けど、友香はすぐに私に視線を向けると、少しだけムッとした顔をし始める。


「ただ、この悪い子ちゃんには少しだけお仕置きが必要かな」

「悪い子ちゃんって、悪い事をした覚えはないよ?」

「朝っぱらから恥ずかしいトークをさせた事、それは反省してもらおうかな」

「あー……まあ、そうだね。それで、何をさせたいの?」

「え……えっと、それじゃあ……」


 何も考えていなかったらしく、友香が考え始める中、智也はクスクスと笑ってから助け船を出した。


「それじゃあ、俺達に一本ずつ自販機で何か奢ってもらえば良いんじゃないか? 今日の部活終わりにでもさ」

「うん、それくらいなら大丈夫」

「それじゃあそれで。まったく……マスクの件と言い、真澄も結構変わった事を言い始めるよね」

「ごめんごめん」

「……でも、ありがと」

「俺からもありがとな、真澄」

「どういたしまして」


 二人の言葉に微笑みながら返事をした後、私達はいつもと同じ他愛ない話をしながら学校へと向かった。
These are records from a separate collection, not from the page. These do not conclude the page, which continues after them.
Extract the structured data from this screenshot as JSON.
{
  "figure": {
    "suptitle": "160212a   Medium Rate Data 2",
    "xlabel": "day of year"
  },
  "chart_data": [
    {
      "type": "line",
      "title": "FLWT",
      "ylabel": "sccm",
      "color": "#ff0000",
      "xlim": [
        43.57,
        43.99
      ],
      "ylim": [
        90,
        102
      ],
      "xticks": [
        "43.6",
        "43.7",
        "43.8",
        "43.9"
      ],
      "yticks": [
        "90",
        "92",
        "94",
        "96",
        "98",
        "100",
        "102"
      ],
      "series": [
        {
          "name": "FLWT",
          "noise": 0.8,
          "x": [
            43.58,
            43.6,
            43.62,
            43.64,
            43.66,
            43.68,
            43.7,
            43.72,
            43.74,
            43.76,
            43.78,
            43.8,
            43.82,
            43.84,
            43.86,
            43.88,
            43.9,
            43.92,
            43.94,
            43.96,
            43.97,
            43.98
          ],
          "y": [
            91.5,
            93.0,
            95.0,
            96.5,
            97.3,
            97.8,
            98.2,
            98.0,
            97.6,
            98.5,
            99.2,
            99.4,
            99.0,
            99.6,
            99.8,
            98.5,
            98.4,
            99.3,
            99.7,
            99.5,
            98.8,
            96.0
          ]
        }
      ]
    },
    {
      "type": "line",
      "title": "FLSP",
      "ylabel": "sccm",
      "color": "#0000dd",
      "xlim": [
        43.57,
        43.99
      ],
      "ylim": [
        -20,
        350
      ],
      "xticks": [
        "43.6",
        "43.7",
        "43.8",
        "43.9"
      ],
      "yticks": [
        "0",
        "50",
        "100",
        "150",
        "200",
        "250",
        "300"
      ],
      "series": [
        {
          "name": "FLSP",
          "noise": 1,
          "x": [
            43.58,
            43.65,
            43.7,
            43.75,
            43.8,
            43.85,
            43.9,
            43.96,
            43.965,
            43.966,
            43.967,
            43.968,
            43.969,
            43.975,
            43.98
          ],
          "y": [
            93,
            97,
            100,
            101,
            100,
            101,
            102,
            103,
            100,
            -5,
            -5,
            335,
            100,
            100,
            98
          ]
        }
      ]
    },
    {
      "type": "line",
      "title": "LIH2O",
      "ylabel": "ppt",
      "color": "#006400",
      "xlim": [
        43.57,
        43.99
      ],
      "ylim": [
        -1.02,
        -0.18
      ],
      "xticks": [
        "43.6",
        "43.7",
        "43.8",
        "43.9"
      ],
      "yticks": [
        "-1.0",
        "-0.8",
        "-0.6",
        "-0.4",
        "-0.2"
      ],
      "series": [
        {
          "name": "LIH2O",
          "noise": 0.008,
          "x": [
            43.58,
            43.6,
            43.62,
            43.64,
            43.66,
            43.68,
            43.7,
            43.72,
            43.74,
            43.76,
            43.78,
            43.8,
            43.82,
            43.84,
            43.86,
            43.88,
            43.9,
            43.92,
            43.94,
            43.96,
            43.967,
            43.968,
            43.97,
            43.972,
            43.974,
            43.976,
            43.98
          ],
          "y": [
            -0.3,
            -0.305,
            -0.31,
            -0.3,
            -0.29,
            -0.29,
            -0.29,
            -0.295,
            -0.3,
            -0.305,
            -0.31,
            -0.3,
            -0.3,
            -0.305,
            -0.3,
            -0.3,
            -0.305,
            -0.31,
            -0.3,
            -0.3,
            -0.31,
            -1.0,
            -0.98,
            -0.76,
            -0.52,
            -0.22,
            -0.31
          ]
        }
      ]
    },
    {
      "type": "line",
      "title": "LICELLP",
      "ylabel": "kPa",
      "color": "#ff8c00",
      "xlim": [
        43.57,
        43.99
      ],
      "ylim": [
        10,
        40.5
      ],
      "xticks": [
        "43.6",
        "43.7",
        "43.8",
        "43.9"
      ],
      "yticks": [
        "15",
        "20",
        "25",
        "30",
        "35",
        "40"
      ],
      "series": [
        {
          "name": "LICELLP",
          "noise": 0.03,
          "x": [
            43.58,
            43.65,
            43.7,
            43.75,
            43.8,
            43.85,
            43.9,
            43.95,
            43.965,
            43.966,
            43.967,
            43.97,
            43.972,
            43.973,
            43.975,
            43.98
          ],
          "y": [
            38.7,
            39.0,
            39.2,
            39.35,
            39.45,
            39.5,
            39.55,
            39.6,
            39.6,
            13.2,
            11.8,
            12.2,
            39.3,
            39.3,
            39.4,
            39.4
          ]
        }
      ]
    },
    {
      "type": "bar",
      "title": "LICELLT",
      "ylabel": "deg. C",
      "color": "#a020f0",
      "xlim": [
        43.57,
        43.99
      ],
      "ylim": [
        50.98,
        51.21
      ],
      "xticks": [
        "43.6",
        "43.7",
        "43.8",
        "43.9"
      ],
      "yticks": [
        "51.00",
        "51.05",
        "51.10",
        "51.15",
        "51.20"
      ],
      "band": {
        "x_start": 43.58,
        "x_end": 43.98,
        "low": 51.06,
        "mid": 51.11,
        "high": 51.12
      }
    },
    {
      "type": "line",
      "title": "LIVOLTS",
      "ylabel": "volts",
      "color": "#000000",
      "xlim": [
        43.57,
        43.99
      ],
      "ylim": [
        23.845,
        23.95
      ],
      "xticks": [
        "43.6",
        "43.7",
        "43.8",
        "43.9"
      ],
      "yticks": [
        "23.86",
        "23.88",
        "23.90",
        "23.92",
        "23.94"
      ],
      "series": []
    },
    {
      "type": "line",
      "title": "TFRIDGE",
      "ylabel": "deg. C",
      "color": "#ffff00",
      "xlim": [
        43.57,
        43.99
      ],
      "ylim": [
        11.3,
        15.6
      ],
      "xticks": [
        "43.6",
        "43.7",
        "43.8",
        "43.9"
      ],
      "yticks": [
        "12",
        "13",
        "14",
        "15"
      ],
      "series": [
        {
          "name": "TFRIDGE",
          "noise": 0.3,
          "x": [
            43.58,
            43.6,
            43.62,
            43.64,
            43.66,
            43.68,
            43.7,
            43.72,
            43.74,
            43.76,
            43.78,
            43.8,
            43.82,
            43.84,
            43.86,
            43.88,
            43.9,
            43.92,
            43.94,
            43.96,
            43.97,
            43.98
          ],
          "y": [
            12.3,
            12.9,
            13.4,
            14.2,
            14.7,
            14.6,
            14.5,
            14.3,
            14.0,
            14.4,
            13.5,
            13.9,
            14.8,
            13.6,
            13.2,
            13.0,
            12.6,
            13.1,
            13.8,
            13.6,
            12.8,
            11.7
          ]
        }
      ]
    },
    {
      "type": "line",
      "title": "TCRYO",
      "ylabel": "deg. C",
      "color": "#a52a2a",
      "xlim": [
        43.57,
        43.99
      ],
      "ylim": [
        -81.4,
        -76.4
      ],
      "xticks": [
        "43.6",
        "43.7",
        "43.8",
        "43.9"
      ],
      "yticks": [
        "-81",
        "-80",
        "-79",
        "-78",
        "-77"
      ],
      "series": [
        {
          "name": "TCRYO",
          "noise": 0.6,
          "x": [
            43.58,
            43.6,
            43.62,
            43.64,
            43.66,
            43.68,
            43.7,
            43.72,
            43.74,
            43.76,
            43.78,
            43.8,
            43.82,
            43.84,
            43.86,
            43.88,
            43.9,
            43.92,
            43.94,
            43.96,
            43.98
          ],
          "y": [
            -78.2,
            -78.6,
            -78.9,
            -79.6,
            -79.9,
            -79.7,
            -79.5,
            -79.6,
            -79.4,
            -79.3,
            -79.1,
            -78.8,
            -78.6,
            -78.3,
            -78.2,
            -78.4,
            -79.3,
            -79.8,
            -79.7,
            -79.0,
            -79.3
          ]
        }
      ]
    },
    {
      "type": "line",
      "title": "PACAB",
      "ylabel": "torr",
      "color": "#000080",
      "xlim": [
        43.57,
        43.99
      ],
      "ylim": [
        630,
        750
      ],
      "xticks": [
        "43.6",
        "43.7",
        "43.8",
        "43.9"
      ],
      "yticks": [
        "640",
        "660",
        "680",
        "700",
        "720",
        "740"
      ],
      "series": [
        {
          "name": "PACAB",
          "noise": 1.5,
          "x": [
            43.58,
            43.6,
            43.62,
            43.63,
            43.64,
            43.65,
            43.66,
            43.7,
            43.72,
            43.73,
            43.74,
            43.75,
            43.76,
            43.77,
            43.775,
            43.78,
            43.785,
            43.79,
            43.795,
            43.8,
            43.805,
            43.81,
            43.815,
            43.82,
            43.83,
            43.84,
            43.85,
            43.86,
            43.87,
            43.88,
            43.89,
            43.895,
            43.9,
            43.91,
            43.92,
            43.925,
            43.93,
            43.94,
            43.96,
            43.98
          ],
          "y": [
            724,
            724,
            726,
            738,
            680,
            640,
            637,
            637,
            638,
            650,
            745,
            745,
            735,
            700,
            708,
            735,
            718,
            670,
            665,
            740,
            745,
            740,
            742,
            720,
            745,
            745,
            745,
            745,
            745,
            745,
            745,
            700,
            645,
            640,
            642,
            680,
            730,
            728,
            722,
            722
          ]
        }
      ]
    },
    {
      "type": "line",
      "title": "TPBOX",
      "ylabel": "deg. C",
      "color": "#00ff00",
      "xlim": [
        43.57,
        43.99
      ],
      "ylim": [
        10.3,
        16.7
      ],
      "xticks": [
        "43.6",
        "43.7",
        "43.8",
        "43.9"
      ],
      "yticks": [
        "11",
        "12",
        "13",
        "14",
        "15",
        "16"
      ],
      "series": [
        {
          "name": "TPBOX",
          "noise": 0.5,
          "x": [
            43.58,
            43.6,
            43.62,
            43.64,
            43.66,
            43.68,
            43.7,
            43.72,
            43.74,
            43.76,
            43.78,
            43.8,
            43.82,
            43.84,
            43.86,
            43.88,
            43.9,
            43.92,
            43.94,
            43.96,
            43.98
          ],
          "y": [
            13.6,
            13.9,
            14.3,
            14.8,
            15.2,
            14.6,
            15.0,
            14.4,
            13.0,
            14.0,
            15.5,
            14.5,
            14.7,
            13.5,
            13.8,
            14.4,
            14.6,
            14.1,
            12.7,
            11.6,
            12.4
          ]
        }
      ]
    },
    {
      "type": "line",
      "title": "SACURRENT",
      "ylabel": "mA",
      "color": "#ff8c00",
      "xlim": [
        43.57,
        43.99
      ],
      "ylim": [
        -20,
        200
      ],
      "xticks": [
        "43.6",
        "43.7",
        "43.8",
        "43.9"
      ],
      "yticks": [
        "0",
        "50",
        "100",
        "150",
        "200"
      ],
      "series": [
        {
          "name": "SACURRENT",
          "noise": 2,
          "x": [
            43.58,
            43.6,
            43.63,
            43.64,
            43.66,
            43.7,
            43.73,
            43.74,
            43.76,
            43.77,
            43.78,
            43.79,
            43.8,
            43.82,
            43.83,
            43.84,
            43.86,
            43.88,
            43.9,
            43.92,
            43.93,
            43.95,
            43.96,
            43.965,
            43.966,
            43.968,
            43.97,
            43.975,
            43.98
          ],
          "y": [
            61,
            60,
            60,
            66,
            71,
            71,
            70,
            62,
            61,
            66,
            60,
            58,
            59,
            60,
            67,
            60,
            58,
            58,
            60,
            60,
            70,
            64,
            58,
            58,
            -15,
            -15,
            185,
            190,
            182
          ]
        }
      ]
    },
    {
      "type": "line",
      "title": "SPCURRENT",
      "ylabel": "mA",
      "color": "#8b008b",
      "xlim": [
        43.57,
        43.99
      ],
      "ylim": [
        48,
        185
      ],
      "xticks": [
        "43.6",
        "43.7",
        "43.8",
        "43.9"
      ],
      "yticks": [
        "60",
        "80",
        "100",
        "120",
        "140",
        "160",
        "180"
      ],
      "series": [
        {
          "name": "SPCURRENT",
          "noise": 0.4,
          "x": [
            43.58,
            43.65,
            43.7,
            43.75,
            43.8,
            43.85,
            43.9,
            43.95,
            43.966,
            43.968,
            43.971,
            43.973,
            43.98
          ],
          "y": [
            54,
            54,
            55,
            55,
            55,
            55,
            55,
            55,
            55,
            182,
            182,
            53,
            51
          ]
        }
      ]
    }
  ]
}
そして学校に着いて教室へと入り、クラスメート達と軽く挨拶をしながら席に着いていたその時、教室のドアが少し強めに開き、全員の視線が集中したけれど、そこにいた人物の姿に私は驚愕した。


「え……」

「真澄、どうかしたの?」

「だいぶ驚いてるけど……アイツ、見た事ない顔だな……」


 友香と智也が不思議そうにし、男子達がその姿に圧倒されて、女子達がそわそわとする中、ソイツは私の前に立つと、どうだと言わんばかりの顔をする。


「よう、約束通り来たぜ?」

「梨野……」


 その人物、梨野はバサバサとしていた茶髪も少し整え、白いマスクもつけて堂々としながら立っていた。